Our secret sauce is that we organize year-round in Wisconsin. Weekend after weekend after weekend, we’ve hundreds or even thousands of volunteers knocking on doors and having face-to-face conversations with voters about the stakes in the election. We organize virtual phone banks, relational “friend banks,” team launches, office openings, listening sessions, Get Out The Vote rallies, and a dozen other things, all with the singular focus of finding and turning out voters who will cast ballots for Democrats. That means persuasion and turnout, in every community in the state. We can only win when we show up across geography, generation, gender, race, class, and ethnicity. Anyone who wants to help can donate and volunteer!
Do you believe we have seen the end of unfair partisan gerrymandering in Wisconsin? Or could this problem reassert itself if there’s a change in control of the governorship, the legislature or the state’s highest court? And what’s next on your list for expanding democracy and Democratic power in the state?

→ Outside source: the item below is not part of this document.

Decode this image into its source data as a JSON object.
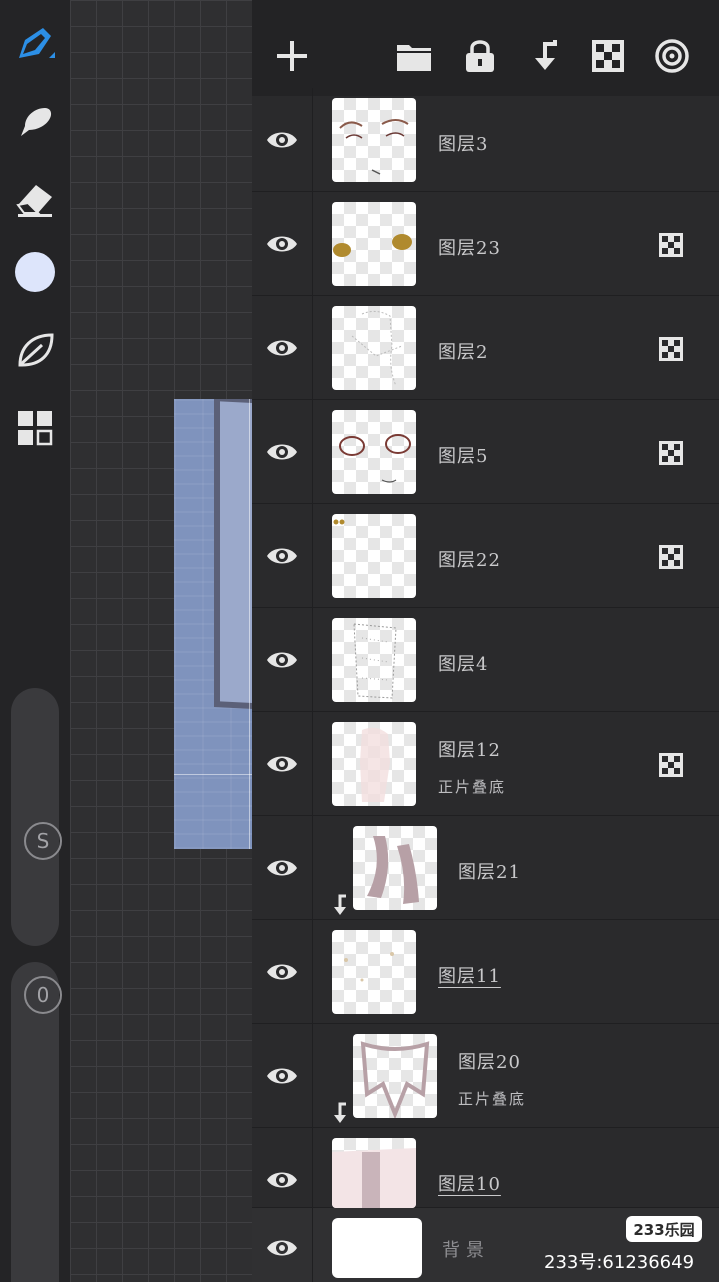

As long as there are no guardrails to prevent partisan gerrymandering, the threat will always remain that elected officials could use their positions to dilute the voting power of their own constituents. Without leaders committed to protecting democracy, and without laws that defend against partisan gerrymandering, our democracy could backslide again. As it stands now, our progress is only as stable as the next election dictates. So that’s our next focus: flipping the State Legislature by electing pro-democracy candidates who will stand up to partisan gerrymandering, and pass reforms to make sure no one is able to rig the system like the GOP did in 2011 ever again.
Ben Wikler was elected chair of the Democratic Party of Wisconsin in June of 2019. Since then, he has led the party through a string of historic victories, including Wisconsin’s defeat of Trump in 2020, Governor Evers’ reelection in 2022, and two landmark state Supreme Court wins that delivered a progressive majority to the Court for the first time in 15 years. In the process, Ben has built the WisDems to an unprecedented level of strength and national recognition as a force for progressive change.
Magnificent job by Ben Walker. I'm very happy for Wisconsin... and America. Can we clone this guy?
Gerrymandering should be outlawed. PERIOD. The Electoral College needs reform or ridding too. The popular vote need more weight- seats in the national Senate too.